You can create and run model deployments using the Console, the OCI CLI, or the Data Science API.

    1. Use the Console to sign in to a tenancy with the necessary policies.
    2. Open the navigation menu and click Analytics & AI. Under Machine Learning, click Data Science.
    3. Select the compartment that contains the project with the model deployments.

      All projects in the compartment are listed.

    4. Click the name of the project.

      The project details page opens and lists the notebook sessions.

    5. Under Resources, click Model deployments.

      A tabular list of model deployments in the project is displayed.
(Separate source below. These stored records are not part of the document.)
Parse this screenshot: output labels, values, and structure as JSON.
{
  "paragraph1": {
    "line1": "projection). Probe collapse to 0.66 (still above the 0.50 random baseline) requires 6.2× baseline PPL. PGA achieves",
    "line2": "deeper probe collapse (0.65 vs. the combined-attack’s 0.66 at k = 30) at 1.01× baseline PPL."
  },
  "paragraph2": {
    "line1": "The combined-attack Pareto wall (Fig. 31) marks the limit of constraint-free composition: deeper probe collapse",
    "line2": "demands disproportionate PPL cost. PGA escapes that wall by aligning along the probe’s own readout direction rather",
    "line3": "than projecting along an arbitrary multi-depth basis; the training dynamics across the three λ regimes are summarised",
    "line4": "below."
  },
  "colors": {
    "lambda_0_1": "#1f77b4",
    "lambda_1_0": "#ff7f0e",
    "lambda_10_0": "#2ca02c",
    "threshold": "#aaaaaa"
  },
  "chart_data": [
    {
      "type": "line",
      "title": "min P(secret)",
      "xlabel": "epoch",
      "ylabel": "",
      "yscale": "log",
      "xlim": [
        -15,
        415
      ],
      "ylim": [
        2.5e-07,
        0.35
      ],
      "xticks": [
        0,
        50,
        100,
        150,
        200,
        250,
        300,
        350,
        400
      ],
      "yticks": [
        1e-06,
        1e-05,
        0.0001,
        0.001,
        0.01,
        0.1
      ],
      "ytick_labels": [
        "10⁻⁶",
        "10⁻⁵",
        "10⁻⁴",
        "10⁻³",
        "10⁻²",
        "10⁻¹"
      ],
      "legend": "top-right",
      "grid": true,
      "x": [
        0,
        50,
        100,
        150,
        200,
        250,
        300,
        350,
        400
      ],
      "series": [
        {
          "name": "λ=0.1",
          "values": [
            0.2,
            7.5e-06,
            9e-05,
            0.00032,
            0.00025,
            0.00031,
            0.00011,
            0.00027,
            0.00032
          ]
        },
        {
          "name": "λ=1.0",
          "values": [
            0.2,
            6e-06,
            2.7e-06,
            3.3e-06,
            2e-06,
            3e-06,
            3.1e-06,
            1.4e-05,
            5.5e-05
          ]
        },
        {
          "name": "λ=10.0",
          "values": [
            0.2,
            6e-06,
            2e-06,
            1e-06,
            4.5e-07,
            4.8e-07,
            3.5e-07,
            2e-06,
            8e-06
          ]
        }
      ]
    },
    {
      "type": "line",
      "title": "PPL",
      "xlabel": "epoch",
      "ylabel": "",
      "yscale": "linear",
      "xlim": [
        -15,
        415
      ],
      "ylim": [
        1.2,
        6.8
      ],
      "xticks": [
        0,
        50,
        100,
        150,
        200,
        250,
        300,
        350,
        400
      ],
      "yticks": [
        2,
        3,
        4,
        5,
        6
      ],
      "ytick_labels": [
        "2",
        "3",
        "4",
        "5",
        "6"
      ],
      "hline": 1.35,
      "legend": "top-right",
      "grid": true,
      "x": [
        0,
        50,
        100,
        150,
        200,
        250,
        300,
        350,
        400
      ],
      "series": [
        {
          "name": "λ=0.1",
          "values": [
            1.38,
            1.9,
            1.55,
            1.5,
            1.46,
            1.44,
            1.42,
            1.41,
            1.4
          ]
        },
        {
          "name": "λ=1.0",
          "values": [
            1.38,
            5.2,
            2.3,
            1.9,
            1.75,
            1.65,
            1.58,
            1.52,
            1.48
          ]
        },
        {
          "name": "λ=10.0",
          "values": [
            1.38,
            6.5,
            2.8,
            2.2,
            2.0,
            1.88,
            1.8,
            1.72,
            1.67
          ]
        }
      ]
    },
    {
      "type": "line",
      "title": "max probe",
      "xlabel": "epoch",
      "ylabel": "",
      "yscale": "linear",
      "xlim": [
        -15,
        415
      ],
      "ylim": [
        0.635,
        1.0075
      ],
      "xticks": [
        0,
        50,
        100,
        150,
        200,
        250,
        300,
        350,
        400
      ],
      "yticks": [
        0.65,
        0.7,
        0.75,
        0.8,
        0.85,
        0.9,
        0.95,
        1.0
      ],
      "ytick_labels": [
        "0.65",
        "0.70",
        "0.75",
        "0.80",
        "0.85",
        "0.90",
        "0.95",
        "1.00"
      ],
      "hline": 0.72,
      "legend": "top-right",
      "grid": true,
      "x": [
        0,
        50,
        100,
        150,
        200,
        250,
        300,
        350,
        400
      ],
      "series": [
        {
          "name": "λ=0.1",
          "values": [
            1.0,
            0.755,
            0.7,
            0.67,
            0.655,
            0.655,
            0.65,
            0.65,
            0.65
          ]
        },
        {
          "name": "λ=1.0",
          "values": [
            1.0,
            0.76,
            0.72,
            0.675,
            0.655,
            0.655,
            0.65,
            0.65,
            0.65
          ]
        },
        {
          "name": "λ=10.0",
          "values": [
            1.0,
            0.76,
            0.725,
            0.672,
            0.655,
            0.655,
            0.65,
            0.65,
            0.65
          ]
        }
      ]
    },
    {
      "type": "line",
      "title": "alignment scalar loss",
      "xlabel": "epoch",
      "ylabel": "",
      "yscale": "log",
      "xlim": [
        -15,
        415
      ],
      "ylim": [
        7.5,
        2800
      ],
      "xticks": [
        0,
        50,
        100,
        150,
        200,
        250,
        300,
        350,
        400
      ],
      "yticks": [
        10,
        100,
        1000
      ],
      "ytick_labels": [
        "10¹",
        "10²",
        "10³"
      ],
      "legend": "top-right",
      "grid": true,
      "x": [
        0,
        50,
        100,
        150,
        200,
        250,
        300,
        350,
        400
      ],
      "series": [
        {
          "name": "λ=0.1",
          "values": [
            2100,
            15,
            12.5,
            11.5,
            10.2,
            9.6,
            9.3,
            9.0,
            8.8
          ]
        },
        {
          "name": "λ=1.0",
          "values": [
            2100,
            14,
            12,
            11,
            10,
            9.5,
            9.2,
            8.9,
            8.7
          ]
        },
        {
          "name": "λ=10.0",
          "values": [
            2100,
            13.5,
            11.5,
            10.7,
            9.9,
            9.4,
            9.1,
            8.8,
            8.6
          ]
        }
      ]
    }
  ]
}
    6. Click Create Model Deployment.
    7. Follow the steps in Creating a Model Deployment to configure the model deployment.
    8. Under Autoscaling configuration, select Enable autoscaling.
      Several lists and fields are displayed to let you configure the autoscaling.
    9. (Optional) Update the values in each list or field as appropriate for the configuration.
    10. (Optional) To autoscale the load balancer, click Show advanced options.
      Set the value of maximum bandwidth to be more than the minimum bandwidth value, and no more than twice the minimum bandwidth value.
    11. Click Create.
  • Use the oci data-science model-deployment create command and required parameters to create a model deployment:

    oci data-science model-deployment create --required-param-name variable-name ... [OPTIONS]
    For example, create a deployment with:
    oci data-science model-deployment create \
    --compartment-id <MODEL_DEPLOYMENT_COMPARTMENT_OCID> \
    --model-deployment-configuration-details file://<MODEL_DEPLOYMENT_CONFIGURATION_FILE> \
    --project-id <PROJECT_OCID> \
    --display-name <MODEL_DEPLOYMENT_NAME>
    Use this model deployment JSON configuration file with this example:
    {
      "deploymentType": "SINGLE_MODEL",
      "modelConfigurationDetails": {
        "modelId": "ocid1.datasciencemodel....",
        "instanceConfiguration": {
          "instanceShapeName": "VM.Standard.E4.Flex",
          "modelDeploymentInstanceShapeConfigDetails": {
            "ocpus": 1,
            "memoryInGBs": 16
          }
        },
        "scalingPolicy": {
          "policyType": "AUTOSCALING",
          "coolDownInSeconds": 600,
          "isEnabled": true,
          "autoScalingPolicies": [
            {
              "autoScalingPolicyType": "THRESHOLD",
              "initialInstanceCount": 1,
              "maximumInstanceCount": 2,
              "minimumInstanceCount": 1,
              "rules": [
                {
                  "metricExpressionRuleType": "PREDEFINED_EXPRESSION",
                  "metricType": "CPU_UTILIZATION",
                  "scaleInConfiguration": {
                    "scalingConfigurationType": "THRESHOLD",
                    "threshold": "10"
                  },
                  "scaleOutConfiguration": {
                    "scalingConfigurationType": "THRESHOLD",
                    "threshold": "65"
                  }
                }
              ]
            }
          ]
        },
        "bandwidthMbps": 10,
        "maximumBandwidthMbps": 20
      }
    }

    For a complete list of parameters and values for CLI commands, see the CLI Command Reference.

  • Use the CreateModelDeployment operation to create a model deployment.